His words on the subject display his keen insight and comprehensive
knowledge of both the principles of jurisprudence and the human advantages
and disadvantages in view of which the Lawgiver has established the rulings
of Sacred Law.
Because his
classification of innovation (bida) was established on a firm basis
in Islamic jurisprudence and legal principles, it was confirmed by Imam
Nawawi, Ibn Hajar Asqalani, and the vast majority of Islamic scholars, who
received his words with acceptance and viewed it obligatory to apply them to
the new events and contingencies that occur with the changing times and the
peoples who live in them.
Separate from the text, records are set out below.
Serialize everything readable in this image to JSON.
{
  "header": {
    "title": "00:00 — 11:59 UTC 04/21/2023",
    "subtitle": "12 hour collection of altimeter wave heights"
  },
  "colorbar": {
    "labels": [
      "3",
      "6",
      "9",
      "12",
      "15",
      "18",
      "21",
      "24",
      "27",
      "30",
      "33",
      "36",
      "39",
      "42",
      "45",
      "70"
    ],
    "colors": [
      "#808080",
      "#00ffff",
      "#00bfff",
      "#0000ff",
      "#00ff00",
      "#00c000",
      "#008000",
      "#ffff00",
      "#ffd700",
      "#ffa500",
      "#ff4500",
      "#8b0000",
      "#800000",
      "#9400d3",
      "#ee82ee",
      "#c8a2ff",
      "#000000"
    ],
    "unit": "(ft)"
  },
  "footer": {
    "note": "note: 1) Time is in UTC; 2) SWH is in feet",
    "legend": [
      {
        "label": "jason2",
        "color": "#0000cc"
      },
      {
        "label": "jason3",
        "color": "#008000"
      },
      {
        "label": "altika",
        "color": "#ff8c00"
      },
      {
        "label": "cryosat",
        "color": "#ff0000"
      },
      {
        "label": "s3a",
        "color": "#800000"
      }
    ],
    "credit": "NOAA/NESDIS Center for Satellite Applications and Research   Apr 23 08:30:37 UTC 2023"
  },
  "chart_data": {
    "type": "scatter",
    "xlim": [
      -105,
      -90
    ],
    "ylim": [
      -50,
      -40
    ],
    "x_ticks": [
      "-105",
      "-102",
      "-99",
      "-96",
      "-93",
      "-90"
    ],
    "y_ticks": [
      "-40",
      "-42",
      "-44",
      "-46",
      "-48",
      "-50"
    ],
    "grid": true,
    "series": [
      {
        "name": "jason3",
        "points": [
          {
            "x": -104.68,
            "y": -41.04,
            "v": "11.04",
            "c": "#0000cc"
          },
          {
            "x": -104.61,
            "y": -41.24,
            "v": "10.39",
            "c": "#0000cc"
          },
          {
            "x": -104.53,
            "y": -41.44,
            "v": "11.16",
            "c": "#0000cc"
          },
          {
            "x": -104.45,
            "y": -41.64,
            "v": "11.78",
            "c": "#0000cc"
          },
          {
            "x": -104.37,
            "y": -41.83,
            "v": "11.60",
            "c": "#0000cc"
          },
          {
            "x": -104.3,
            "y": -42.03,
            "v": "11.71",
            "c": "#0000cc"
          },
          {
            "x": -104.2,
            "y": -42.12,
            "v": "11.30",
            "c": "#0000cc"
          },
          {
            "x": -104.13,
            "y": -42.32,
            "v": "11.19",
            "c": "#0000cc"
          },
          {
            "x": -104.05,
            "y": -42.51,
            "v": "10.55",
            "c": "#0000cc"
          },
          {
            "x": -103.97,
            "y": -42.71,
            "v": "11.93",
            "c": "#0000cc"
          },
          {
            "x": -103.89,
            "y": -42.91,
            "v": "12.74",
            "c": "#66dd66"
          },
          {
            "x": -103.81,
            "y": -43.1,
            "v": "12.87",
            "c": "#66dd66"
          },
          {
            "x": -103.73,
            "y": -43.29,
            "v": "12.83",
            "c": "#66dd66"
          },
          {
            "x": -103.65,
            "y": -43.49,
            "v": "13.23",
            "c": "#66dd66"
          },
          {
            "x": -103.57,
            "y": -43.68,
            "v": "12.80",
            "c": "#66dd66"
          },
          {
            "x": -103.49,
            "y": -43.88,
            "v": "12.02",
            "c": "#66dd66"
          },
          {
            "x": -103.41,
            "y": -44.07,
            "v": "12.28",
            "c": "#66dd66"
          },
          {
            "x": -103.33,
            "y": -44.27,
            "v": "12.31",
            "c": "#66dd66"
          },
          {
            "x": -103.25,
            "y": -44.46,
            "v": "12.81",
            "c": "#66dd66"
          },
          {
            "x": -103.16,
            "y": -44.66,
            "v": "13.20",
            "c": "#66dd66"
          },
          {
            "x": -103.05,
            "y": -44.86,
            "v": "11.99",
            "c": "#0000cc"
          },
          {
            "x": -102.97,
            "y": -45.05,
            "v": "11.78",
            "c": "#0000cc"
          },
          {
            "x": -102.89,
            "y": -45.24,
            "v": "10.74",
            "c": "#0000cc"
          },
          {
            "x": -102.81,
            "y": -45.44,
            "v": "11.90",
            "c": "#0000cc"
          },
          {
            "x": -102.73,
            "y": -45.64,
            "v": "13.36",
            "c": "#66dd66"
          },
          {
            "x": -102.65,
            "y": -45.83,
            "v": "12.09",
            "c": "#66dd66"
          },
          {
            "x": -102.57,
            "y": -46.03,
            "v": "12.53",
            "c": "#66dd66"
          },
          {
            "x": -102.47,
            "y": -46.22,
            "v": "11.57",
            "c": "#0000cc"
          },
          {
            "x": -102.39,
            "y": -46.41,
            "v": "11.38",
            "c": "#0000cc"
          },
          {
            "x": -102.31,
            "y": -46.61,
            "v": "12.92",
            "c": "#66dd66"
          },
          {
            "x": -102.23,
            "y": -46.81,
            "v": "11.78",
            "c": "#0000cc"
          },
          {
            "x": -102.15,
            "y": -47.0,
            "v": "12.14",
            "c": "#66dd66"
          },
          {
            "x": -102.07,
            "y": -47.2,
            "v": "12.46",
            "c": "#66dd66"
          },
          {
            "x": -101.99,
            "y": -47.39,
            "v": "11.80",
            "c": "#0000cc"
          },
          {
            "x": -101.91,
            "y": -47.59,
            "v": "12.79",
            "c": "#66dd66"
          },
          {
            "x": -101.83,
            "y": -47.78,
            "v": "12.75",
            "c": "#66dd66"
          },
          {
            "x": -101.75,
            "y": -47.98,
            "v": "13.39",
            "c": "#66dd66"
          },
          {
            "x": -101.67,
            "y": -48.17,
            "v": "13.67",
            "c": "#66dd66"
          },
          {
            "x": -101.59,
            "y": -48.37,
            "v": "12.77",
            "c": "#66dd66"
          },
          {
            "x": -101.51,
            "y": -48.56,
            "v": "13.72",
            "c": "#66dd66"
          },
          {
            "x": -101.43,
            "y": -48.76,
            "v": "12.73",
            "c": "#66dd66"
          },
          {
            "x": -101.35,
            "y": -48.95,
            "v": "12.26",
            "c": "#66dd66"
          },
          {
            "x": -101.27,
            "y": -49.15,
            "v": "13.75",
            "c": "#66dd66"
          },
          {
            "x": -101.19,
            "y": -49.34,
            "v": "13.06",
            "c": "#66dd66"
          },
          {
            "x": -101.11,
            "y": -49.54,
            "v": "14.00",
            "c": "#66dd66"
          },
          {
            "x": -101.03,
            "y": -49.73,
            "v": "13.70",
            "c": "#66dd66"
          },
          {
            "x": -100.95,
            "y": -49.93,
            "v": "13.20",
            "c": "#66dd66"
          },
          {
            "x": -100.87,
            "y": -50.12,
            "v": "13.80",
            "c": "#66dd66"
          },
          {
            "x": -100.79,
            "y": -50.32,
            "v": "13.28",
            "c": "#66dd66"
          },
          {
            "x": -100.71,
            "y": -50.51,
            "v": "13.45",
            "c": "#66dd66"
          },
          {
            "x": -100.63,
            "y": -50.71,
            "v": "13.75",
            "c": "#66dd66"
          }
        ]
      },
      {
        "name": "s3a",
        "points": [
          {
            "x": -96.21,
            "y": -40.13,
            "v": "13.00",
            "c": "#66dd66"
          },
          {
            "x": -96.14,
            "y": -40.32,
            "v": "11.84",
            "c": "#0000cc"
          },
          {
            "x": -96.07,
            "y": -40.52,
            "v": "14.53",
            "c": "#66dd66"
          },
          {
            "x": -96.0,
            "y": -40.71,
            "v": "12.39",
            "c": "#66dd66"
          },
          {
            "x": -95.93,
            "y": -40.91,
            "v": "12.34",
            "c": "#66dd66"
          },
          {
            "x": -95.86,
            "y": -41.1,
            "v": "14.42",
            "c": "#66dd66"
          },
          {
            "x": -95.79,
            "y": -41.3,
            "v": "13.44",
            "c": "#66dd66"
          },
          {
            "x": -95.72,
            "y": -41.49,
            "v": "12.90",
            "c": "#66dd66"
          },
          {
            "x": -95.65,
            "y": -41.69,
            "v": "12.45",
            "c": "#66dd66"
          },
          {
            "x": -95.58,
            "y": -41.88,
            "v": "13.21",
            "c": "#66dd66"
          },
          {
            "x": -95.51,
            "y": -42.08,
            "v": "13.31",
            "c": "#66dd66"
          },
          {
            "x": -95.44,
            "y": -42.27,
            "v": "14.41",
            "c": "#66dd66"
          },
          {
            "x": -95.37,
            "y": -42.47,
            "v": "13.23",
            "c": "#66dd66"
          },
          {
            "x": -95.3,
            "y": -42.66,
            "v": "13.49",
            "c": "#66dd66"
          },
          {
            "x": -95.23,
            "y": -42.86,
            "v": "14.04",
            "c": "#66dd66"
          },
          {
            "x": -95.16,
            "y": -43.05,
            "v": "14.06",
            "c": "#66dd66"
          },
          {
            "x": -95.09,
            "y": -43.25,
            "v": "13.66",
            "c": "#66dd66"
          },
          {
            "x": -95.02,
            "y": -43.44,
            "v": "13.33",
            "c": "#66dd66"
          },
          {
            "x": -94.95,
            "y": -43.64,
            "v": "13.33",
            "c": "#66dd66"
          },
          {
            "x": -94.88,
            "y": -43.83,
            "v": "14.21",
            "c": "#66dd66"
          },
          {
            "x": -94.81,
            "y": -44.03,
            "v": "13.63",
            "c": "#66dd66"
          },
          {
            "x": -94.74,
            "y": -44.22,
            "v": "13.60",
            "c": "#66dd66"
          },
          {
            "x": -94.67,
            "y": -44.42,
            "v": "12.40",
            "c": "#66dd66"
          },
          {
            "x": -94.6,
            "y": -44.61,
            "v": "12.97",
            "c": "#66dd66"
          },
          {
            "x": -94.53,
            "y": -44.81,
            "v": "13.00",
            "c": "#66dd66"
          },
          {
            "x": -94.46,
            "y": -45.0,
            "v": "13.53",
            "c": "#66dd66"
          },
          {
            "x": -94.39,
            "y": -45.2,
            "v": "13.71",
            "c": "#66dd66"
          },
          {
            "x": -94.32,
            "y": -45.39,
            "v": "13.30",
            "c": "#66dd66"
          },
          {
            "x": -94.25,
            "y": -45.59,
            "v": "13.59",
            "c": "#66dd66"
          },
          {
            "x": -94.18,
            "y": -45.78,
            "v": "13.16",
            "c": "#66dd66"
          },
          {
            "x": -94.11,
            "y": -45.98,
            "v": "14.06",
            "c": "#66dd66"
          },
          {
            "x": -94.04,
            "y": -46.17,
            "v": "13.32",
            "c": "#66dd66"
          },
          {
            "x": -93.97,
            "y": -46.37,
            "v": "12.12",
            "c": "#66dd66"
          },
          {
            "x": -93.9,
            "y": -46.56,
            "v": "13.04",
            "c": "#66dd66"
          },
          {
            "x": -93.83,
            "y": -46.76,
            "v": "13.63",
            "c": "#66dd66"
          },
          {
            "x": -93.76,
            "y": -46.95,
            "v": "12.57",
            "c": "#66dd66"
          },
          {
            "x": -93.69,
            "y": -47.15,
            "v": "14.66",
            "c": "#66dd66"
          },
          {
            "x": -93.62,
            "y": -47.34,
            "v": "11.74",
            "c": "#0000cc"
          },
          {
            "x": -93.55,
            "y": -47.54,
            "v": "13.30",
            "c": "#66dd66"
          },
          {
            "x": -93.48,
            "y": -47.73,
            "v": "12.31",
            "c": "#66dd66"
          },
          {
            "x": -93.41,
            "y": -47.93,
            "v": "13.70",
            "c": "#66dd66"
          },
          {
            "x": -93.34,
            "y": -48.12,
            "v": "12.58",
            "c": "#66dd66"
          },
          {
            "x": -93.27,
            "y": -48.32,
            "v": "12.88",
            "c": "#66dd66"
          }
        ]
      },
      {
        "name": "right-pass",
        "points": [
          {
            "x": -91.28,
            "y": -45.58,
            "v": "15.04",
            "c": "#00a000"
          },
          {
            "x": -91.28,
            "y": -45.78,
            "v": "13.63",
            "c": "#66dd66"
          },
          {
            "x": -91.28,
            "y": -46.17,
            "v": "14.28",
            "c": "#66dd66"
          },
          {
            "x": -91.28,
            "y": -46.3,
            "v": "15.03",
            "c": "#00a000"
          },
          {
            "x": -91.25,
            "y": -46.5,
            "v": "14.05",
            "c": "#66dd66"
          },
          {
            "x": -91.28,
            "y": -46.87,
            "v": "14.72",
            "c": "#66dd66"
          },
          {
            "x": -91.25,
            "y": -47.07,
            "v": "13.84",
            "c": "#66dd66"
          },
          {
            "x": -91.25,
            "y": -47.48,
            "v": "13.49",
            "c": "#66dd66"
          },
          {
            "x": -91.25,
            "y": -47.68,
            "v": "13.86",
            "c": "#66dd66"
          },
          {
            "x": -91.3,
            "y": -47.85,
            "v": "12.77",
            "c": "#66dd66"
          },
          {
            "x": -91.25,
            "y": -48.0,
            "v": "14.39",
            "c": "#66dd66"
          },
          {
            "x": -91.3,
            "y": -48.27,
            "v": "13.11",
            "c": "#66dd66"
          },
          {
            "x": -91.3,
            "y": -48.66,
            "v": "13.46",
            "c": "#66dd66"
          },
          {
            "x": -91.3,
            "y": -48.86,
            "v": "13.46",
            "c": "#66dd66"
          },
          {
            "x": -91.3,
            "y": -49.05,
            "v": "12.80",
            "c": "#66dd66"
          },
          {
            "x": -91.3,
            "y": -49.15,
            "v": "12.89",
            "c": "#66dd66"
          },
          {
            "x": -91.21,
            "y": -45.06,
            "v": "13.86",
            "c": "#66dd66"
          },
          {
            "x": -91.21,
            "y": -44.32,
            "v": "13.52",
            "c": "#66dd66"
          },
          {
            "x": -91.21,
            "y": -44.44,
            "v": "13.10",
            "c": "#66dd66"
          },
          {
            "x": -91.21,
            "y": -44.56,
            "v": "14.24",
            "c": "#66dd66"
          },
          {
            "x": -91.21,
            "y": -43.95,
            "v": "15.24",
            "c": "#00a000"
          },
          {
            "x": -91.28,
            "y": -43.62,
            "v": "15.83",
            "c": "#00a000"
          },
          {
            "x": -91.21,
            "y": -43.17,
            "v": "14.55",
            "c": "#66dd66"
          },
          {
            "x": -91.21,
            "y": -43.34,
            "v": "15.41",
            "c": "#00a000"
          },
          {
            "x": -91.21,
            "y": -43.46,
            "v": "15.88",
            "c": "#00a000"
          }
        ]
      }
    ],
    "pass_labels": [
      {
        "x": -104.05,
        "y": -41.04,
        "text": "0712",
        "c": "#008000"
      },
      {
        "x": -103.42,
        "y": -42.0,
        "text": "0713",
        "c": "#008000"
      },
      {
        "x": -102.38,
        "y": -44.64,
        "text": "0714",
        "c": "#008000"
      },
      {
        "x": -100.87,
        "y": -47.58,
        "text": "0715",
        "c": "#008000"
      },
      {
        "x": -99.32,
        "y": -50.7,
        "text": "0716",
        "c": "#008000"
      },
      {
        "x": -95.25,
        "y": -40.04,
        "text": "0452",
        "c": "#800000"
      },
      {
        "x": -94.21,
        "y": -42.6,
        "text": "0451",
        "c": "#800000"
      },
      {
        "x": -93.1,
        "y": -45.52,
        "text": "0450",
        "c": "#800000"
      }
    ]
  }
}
One may not support the denial of his
classification by clinging to the hadith "Every innovation is misguidance",
because the only form of innovation that is without exception misguidance is
that concerning tenets of faith, like the innovations of the Mutazilites,
Qadarites, Murjiites, and so on, that contradicted the beliefs of the early
Muslims. This is the innovation of misguidance because it is harmful and
devoid of benefit. As for innovation in works, meaning the occurrence of an
act connected with worship or something else that did not exist in the first
century of Islam, it must necessarily be judged according to the five
categories mentioned by Izz ibn Abd al-Salam. To claim that such innovation
is misguidance without further qualification is simply not applicable to it,
for new things are among the exigencies brought into being by the passage of
time and generations, and nothing that is new lacks a ruling of Allah Most
High that is applicable to it, whether explicitly mentioned in primary
texts, or inferable from them in some way. The only reason that Islamic law
can be valid for every time and place and be the consummate and most perfect
of all divine laws is because it comprises general methodological principles
and universal criteria, together with the ability its scholars have been
endowed with to understand its primary texts, the knowledge of types of
analogy and parallelism, and the other excellences that characterize it.
Were we to rule that every new act that has come into being after the first
century of Islam is an innovation of misguidance without considering whether
it entails benefit or harm, it would invalidate a large share of the
fundamental bases of Sacred Law as well as those rulings established by
analogical reasoning, and would narrow and limit the Sacred Laws vast and
comprehensive scope. (Adilla Ahl al-Sunna wa al-Jamaa, 145-47).
Wa Jazakum
Allahu khayran, wal-hamdu lillahi Rabbil Alamin.